Dr. Bill Batchelor, Professor
Texas A&M University
Phone: 979-845-1304
Fax: 979-862-1542


Dr. Bill Batchelor is a Professor and Holder of the R.P. Gregory ’32 Chair in the Zachry Department of Civil Engineering at Texas A&M University. He earned bachelors and masters degrees from Rice University (1971, 1974) and a doctorate from Cornell University (1976). He has been employed as an assistant, associate and full professor at Texas A&M University since 1976 while being active as a teacher and researcher in environmental engineering. His major research focus has been on developing innovative treatment methods for water, wastewater and hazardous wastes (http://batchelor.tamu.edu/bill/research.htm). These processes include development of advanced reduction processes for oxidized contaminants, use of novel adsorbent/reactants for removal of mercury, arsenic and selenium; the ultra-high lime and ultra-high lime with aluminum processes for removal of scalants from recycled cooling water and desalination brines; abiotic dechlorination with iron compounds in natural and engineered systems; degradative solidification/stabilization for containment and destruction of halogenated organics; reduction of oxidized contaminants with titanium electrodes; and autotrophic denitrification with elemental sulfur. He has published over seventy-five articles in refereed journals as well as many other publications in books and proceedings (http://batchelor.tamu.edu/bill/publications.htm). His research incorporates both experimental and modeling activities and is integrated with graduate and undergraduate education. He has held the Arthur McFarland Professorship and the R.P. Gregory ’32 Chair and has been recognized for outstanding teaching and research by the Zachry Department of Civil Engineering, the Dwight Look College of Engineering, the Texas Engineering Experiment Station, the Water Pollution Control Federation, and the Association of Environmental Engineering Professors.
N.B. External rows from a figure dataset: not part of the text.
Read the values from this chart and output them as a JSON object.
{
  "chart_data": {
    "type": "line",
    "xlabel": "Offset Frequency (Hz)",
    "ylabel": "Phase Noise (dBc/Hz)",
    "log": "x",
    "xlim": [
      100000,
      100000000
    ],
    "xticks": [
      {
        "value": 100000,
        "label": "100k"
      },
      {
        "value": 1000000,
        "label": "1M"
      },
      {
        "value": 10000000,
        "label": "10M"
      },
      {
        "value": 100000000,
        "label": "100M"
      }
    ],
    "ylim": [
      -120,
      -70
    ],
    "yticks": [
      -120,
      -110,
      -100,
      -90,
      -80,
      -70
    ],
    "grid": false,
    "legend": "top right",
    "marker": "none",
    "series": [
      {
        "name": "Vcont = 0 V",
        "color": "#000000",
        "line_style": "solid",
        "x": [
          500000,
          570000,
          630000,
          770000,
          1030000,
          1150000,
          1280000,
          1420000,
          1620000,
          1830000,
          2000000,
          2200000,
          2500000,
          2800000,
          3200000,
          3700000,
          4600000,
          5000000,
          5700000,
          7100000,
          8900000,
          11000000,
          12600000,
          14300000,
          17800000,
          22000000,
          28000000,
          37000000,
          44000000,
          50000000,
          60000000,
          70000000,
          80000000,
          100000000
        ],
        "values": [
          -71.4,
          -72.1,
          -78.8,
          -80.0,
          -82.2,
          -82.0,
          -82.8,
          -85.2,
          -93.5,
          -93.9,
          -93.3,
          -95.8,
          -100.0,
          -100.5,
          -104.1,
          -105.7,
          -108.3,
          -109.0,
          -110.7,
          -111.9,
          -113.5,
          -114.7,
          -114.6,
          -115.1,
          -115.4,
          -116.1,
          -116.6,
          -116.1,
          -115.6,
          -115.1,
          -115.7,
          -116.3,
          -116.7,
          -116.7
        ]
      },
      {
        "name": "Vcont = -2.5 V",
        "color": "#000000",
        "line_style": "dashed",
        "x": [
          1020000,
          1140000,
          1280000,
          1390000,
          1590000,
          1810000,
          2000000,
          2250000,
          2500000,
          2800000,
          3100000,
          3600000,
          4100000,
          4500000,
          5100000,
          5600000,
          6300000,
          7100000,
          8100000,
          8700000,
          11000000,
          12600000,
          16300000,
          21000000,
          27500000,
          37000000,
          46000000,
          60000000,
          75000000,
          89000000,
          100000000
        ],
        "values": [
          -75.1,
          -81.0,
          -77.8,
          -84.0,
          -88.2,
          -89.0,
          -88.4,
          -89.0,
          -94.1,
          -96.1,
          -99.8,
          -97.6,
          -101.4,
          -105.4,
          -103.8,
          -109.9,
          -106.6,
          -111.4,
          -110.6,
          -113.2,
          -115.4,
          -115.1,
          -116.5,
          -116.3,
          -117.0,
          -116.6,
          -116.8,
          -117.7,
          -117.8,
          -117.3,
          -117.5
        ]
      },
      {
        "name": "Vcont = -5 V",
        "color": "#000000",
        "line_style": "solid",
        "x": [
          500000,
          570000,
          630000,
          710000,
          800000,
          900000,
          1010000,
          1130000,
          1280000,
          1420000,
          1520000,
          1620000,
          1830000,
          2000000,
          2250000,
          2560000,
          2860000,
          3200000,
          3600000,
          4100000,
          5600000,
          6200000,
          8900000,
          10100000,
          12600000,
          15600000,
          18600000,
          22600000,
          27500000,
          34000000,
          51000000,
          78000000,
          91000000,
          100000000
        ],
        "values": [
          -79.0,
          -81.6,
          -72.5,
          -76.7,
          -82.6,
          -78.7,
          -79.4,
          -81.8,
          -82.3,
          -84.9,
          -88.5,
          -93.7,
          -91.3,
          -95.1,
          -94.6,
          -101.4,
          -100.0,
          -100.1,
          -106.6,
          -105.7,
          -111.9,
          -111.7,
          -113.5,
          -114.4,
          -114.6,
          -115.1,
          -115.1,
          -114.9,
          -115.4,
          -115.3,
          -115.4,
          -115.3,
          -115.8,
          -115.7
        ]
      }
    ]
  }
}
2012 Growing Texas Conference

October 3: Texas Water Panel, Technological Challenges and Opportunities

Texas faces major challenges in providing economically-priced water in sufficient quantity to support a growing population and economy. No single approach will meet this challenge, so a variety of different methods will be employed. Successful applications of many these strategies require application of appropriate technologies, some of which are not currently available. This presentation will discuss a number of strategies including developing new supplies, improving use efficiency of existing supplies and conservation. In each case, a discussion will be presented of the roles of technologies such as water treatment, system optimization, and water quality monitoring and modeling. Some research in these areas on campus will be highlighted.